En Tunisie, n’est-ce pas au nom de la démocratie que le peuple a bouté hors du pays le Président Benali et la famille Trabelsi ?
Et en Egypte, outre la nourriture et le logement, les manifestants ne réclament-ils pas la démocratie «ici et maintenant» et non pas en septembre, quand le mandat de Hosni Moubarak prendra fin (même s’il a promis de ne pas se représenter) ?
Pourtant, la démocratie ne se décrète pas de façon intempestive. Elle se prépare, elle se travaille, elle exige compétence et professionnalisme.
Les observateurs les plus sérieux estiment aujourd’hui que le départ immédiat de Moubarak ne servirait pas forcément la démocratie, parce que les forces vives de l’Egypte ne se sont pas préparées à des élections libres et transparentes qui se dérouleraient sur le champ.

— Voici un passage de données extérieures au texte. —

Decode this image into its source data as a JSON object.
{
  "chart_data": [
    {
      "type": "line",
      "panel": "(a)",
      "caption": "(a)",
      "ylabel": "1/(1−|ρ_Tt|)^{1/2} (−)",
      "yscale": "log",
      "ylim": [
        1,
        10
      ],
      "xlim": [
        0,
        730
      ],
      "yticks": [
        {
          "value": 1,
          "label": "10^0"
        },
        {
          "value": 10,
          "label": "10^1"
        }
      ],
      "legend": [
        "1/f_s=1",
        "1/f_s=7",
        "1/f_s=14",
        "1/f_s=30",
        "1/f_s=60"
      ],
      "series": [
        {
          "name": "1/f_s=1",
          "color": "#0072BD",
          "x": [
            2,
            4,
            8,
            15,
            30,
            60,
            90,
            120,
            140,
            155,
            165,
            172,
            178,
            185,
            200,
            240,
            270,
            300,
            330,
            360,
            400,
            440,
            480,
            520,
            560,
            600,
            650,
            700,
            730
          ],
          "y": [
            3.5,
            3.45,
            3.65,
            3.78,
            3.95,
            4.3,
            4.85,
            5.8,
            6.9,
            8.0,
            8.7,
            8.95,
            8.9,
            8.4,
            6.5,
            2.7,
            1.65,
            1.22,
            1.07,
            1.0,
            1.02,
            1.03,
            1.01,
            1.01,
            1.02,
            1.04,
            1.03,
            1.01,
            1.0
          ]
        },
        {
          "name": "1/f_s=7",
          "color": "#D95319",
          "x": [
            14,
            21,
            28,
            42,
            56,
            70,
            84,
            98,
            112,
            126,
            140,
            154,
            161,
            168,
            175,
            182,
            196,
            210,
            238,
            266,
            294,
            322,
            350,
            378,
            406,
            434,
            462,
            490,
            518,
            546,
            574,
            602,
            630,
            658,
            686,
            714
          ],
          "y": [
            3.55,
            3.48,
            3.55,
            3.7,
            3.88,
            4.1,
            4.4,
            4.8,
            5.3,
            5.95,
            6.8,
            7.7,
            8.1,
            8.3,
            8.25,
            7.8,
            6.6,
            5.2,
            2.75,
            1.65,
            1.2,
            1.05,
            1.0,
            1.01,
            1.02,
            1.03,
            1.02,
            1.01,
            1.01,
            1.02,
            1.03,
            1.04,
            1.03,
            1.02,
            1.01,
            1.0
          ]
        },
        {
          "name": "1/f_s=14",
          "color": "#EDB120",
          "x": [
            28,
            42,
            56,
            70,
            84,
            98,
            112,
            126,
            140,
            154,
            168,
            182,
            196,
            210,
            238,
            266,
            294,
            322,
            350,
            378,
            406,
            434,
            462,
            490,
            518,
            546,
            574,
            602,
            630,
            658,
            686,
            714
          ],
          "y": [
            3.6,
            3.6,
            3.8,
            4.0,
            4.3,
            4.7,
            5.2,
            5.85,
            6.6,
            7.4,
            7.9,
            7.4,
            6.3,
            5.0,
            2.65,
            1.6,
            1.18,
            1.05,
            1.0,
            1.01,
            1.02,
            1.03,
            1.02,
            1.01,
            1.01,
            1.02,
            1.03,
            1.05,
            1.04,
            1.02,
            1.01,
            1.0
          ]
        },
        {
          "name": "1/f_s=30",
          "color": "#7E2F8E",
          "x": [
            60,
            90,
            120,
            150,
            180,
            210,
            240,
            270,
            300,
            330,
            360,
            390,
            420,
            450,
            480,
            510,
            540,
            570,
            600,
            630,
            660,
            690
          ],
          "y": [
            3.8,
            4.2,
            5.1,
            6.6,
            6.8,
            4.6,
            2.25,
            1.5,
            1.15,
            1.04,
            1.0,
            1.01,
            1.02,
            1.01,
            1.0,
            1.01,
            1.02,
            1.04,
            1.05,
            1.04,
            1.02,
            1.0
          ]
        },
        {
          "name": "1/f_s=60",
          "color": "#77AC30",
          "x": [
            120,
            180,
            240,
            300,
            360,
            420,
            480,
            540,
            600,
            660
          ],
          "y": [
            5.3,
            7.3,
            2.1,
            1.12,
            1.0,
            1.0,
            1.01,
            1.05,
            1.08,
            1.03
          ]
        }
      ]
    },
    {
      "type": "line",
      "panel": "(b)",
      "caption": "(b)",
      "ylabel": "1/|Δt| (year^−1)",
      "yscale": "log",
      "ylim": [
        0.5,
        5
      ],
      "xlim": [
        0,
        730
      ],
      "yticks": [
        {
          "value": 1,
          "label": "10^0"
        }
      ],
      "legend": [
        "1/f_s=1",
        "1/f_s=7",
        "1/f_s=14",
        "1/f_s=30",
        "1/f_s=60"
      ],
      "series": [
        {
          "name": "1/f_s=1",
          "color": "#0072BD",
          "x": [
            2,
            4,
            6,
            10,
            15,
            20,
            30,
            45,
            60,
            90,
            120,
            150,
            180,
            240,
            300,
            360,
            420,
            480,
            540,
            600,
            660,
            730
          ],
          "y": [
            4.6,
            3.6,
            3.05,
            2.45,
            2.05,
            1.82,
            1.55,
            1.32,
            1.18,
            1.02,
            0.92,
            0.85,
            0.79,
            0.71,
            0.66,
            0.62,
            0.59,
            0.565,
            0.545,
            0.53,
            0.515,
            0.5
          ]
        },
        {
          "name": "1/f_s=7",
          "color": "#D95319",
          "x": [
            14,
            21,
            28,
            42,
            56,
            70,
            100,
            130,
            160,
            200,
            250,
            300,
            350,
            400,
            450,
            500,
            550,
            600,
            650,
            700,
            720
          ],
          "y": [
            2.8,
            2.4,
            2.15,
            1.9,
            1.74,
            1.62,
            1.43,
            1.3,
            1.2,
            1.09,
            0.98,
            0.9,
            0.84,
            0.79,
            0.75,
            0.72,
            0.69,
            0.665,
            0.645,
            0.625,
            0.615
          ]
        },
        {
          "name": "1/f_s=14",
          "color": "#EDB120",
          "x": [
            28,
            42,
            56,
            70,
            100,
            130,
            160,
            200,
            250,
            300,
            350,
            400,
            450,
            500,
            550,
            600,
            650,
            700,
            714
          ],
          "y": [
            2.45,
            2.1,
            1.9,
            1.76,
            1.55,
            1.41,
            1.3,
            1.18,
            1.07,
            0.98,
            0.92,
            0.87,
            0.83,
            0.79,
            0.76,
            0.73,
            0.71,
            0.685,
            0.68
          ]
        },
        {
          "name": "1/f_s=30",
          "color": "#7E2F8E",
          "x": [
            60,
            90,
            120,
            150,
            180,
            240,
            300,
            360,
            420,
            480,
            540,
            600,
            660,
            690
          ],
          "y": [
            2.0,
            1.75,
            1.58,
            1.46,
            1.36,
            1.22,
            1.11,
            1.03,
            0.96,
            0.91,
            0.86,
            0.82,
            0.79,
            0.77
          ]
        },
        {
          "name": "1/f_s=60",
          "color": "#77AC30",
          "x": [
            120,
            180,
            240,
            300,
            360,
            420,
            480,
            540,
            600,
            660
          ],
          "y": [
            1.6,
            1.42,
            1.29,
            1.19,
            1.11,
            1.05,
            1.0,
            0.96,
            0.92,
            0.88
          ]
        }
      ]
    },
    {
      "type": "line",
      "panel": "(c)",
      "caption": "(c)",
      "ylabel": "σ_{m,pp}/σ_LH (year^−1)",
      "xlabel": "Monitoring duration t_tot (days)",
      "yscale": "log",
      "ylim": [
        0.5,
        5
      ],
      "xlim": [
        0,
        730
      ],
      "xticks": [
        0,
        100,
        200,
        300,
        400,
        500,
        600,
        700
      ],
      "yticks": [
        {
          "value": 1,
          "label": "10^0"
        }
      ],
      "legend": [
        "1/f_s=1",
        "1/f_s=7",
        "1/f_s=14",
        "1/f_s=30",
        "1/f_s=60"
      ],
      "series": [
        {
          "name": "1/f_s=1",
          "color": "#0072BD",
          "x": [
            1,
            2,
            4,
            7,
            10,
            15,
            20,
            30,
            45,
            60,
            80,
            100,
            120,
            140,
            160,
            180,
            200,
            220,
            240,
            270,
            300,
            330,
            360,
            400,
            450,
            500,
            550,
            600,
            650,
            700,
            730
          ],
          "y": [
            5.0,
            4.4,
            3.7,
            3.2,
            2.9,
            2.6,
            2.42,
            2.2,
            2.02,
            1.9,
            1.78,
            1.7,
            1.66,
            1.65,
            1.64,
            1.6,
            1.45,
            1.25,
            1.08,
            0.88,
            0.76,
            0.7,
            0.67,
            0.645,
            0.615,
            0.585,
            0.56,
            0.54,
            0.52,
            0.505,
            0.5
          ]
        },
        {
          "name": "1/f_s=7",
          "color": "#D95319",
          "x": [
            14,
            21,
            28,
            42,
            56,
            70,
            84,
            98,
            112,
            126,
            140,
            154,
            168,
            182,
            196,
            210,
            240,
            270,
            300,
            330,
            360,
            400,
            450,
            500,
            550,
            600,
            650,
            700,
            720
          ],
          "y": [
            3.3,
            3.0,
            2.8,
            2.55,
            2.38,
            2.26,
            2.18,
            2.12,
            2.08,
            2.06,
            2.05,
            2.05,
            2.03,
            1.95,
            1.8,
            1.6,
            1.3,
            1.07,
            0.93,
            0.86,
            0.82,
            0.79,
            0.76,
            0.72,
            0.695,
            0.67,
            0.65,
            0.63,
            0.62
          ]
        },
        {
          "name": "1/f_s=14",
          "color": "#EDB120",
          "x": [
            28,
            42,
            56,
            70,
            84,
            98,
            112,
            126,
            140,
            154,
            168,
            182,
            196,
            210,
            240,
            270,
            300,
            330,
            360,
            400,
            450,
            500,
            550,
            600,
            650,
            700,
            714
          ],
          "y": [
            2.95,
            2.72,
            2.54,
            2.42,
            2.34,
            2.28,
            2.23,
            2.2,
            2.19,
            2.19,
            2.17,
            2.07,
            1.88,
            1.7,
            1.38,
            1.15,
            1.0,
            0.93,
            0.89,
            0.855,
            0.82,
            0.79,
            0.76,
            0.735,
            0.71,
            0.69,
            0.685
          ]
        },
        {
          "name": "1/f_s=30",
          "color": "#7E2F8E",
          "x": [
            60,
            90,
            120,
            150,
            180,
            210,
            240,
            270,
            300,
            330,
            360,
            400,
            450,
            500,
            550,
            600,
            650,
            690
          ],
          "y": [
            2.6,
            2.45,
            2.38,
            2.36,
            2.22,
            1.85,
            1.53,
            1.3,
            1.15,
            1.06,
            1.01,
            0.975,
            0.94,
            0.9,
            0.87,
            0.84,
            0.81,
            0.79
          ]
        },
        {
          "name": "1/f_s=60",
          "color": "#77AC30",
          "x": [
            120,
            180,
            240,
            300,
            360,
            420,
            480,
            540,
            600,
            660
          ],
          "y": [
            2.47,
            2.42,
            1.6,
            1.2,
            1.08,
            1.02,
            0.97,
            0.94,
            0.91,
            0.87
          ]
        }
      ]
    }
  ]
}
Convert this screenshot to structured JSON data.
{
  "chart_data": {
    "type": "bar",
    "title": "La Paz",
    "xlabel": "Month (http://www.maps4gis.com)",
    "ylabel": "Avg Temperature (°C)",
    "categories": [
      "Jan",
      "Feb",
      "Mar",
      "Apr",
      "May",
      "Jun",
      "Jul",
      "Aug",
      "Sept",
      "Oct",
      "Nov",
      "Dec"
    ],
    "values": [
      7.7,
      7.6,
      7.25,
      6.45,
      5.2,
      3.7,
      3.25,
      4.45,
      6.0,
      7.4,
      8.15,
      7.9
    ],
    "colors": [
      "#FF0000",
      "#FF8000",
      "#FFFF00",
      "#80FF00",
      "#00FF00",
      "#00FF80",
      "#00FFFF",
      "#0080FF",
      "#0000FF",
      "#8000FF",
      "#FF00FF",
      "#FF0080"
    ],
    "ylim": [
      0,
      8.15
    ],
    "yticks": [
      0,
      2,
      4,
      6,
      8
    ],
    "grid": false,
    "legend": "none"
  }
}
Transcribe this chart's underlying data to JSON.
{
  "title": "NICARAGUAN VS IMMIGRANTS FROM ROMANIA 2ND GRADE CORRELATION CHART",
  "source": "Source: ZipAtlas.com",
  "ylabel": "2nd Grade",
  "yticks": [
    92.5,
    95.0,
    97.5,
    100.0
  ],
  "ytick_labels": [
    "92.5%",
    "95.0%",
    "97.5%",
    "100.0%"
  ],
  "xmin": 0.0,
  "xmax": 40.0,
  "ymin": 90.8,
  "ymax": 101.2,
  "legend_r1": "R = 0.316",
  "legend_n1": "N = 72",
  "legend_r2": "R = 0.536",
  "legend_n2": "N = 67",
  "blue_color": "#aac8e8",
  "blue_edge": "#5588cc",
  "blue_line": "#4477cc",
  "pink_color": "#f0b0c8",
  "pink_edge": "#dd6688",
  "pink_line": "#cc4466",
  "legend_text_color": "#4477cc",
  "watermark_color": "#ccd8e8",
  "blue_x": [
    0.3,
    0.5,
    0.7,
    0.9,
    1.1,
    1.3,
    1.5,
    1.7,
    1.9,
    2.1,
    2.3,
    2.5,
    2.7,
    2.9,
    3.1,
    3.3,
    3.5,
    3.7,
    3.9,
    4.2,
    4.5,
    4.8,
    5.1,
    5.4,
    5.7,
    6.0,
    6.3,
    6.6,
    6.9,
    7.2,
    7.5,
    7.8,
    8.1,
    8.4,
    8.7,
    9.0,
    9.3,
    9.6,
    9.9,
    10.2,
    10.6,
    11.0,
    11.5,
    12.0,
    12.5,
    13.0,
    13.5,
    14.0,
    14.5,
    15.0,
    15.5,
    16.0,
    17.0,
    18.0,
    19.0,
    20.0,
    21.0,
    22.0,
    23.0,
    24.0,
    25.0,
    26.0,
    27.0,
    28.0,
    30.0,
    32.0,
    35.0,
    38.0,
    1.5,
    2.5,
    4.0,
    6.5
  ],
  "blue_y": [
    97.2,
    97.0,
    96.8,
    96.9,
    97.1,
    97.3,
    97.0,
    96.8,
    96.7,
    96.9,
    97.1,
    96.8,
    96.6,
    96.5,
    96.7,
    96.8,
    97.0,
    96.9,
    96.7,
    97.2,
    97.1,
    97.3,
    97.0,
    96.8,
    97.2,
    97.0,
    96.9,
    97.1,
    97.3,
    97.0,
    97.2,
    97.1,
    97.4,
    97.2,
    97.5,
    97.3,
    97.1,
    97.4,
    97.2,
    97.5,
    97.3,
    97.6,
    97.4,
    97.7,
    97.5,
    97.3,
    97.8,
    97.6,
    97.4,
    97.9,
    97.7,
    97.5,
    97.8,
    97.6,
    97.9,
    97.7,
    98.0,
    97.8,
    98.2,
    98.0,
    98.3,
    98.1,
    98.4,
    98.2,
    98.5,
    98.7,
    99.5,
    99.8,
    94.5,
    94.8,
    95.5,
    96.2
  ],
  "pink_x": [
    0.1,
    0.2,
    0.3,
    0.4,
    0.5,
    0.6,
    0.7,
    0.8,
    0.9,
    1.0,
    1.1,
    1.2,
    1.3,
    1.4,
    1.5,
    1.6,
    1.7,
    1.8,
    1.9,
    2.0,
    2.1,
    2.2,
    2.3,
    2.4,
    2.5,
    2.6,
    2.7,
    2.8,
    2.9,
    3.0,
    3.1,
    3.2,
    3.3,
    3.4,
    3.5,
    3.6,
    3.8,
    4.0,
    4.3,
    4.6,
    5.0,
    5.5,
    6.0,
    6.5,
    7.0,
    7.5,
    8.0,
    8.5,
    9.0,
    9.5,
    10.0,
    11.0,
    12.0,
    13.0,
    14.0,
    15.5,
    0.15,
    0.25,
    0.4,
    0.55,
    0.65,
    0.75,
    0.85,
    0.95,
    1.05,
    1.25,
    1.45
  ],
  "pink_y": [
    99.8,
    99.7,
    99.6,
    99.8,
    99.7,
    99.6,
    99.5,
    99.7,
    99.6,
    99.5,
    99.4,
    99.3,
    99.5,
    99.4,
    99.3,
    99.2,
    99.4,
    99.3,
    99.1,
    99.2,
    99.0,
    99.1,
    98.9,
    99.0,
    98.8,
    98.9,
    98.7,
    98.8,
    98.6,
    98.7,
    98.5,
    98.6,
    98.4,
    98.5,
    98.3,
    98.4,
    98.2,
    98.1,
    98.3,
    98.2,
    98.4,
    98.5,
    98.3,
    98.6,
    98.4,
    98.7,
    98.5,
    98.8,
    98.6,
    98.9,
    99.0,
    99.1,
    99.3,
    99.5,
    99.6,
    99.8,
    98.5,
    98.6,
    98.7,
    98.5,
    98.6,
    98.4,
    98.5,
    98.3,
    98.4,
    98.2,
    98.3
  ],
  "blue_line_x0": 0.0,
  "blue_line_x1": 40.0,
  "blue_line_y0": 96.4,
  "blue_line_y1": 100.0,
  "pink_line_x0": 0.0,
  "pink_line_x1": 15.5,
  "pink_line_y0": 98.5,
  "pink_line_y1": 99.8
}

Ces forces vives ont besoin de s’organiser pour tenter de conquérir les urnes. D’ici le mois de septembre, elles pourraient le faire. Mais le peuple ne veut plus de Moubarak. Et voilà la démocratie en difficulté… A moins que la transition ne soit assurée par l’armée -ce qui mettrait la démocratie entre parenthèses- jusqu’à ce que la démocratie puisse s’exercer pleinement et librement.
Autre difficulté pour la démocratie égyptienne : est-elle seulement perçue de la même manière par le peuple égyptien et ceux qui, comme les Etats-Unis, le félicitent de son combat pour la démocratie tout en lui souhaitant la démocratie qui les arrange ?
Et si un véritable jeu démocratique portait au pouvoir des ennemis déclarés des Etats-Unis et d’Israël, comme ce fût le cas à Gaza où le peuple palestinien a choisi les islamistes du Hamas ?
C’est bien cette crainte qui confine les Etats-Unis à un équilibrisme dont le monde entier est témoin. En Tunisie, pas de problèmes, le peuple veut chasser Benali, au nom de la démocratie, il peut le faire avec la bénédiction –et même un coup de pouce- de l’oncle Sam. Mais en Egypte, oups… Moubarak était un fidèle allié pendant 30 ans. USA et Israël paniquent à l’idée de perdre cet allié. Le Premier ministre israélien Benyamin Netanyahu a clairement soutenu Moubarak, avant de réaliser qu’il le faisait en vain.
Passées les jubilations qui accompagnent le soulèvement, c’est l’après-soulèvement qui compte. Le traumatisme iranien n’est pas oublié. Un empereur (Pahlavi) avait été chassé, mais c’est un Mollah (Khomeini) qui n’avait pas tardé à le remplacer…
En Egypte, les prochains mois diront ce qu’il en sera de cette démocratie arrachée au prix de tant de morts et de mobilisation. Mais une chose est sûre : la démocratie égyptienne ne sera pas livrée à elle-même.